When Trump administration budgets likewise slowed the growth of Medicaid (admittedly some rare individual years in some of the budgets showed a decline from a preceding year) the fact checkers suddenly developed confidence that cutting from a future baseline really was a cut.
Maybe they’re not intentionally putting fingers on the scale. Maybe they’re just not significantly better than the rest of us at eliminating bias from our work. But actually looking at the evidence makes it hard to argue the fact checkers do not lean left.
(before criticizing me for citing a biased website, consider that I’m the one who did the work. The work stands on its merits.)
Hi Bryan … politifactbias vs politifact. Which to pick?
Well, one is a project of the Tampa Bay Times, where multiple reporters and editors from the newspaper and its affiliated news media partners report on the accuracy of statements made by elected officials, candidates, their staffs, lobbyists, interest groups and others involved in U.S. politics.

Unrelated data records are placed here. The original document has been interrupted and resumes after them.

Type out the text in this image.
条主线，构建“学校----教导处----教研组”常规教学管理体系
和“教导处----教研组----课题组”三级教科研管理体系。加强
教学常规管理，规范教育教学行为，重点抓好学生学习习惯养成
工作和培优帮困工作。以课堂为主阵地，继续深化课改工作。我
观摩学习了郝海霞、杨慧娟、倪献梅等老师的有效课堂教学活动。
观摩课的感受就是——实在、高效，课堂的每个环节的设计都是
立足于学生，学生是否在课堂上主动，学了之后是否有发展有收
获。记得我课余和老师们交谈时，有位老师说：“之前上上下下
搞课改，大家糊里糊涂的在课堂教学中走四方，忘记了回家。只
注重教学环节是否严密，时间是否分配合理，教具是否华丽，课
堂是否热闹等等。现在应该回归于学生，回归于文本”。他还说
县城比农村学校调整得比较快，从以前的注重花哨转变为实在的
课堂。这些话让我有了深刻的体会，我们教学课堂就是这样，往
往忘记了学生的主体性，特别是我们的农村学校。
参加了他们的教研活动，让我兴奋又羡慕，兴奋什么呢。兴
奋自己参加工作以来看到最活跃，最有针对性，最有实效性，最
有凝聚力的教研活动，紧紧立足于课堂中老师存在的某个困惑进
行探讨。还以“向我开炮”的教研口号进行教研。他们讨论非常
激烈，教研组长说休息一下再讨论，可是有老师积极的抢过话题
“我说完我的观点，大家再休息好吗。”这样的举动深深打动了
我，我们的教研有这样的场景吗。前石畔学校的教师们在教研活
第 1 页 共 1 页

The other is your own personal blog with just one very specific agenda – discredit PolitiFact. Not peer reviewed, not academic, not neutral.
So-called fact-checking is usually highly biased, as this article points out:
Indeed yes, Fact checkers do have a rather strong bias against serial liars and gross dishonesty. Guilty as charged.
Many thanks, I’ll check it out.
You need more skepticism about Amazeen’s paper. Her research approach set an incredibly low bar for fact checker agreement. She simplified the fact checker ratings down to binary judgments and then used a value for Krippendorff’s alpha below the minimum level Prof. Krippendorff specified (justifying it with what looks like a ghost citation of Kathleen Hall Jameson).
Chloe Lim’s later study was a modest improvement on Amazeen’s, and with very different conclusions.